I definitely think that Rick Santorum's quote was (probably accidentally) revealing of conservative attitudes about sex. In an attempt to explain why he supports banning gays in the military but doesn't want this to be characterized as bigotry, Santorum said this:
I — I would say, any type of sexual activity has absolutely no place in the military. And the fact that they’re making a point to include it as a provision within the military that we are going to recognize a group of people and give them a special privilege to — to — and removing “don’t ask/don’t tell” I think tries to inject social policy into the military.
What made this comment so eye-rolling is that he's functionally trying to claim that people who have any kind of sexual activity with the opposite sex are already banned, and therefore letting gay people in is a "special" right. That's literally the only way this makes sense. But in a fucked-up way, I think he probably does believe a variation of that. There's just a deep-set sense with the religious right that sex is just inherently perveted. This is a statement of a man who probably begs for forgivenness every time he ejaculates. That's why they insist that contraception even within marriage is an iffy proposition—if you're going to be so dirty, you should at least pay for it somehow.
Which isn't to say they see straight and gay sex the same.
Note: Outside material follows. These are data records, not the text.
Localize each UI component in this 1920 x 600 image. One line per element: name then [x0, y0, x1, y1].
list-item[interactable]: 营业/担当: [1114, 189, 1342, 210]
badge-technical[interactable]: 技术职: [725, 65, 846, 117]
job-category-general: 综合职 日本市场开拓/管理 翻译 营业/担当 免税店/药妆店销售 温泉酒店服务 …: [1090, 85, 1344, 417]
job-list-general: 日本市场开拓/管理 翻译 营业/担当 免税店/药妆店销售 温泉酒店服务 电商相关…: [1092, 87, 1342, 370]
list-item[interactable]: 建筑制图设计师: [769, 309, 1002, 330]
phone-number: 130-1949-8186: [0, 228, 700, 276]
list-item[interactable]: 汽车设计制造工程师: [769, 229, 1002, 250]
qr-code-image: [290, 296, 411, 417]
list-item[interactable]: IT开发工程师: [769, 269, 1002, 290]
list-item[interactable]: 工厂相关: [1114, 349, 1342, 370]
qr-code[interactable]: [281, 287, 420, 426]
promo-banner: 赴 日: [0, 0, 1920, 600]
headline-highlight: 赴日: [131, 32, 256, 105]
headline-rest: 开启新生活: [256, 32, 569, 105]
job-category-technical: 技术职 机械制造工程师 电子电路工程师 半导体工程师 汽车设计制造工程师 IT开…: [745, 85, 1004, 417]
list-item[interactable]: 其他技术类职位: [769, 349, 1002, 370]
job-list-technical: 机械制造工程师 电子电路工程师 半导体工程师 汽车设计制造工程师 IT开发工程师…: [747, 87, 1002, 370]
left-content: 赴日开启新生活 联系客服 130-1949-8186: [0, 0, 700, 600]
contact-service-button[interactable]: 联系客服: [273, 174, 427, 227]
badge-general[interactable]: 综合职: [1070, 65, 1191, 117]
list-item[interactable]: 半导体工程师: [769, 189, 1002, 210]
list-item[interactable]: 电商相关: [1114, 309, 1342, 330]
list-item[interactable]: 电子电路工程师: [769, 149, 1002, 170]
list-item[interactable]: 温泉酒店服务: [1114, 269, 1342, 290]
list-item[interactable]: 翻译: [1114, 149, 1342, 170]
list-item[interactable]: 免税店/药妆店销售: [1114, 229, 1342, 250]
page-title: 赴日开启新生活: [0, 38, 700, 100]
It's more like straight sex is the marijuana/alcohol of sex, and gay sex is the cocaine. It's more taboo in their minds, so it's somehow more sexual. So he's approaching it like you would if you were a big enough dip to say, "Drinking and drugging has no place in the military," with the full understanding that you'll look the other way when it comes to the drinking, but you'll boot someone immediately for cocaine. So pointing out that Santorum has 4 kids with his wife sounds, to him, like someone doing a line claiming it's the same as someone who has a glass of wine with dinner.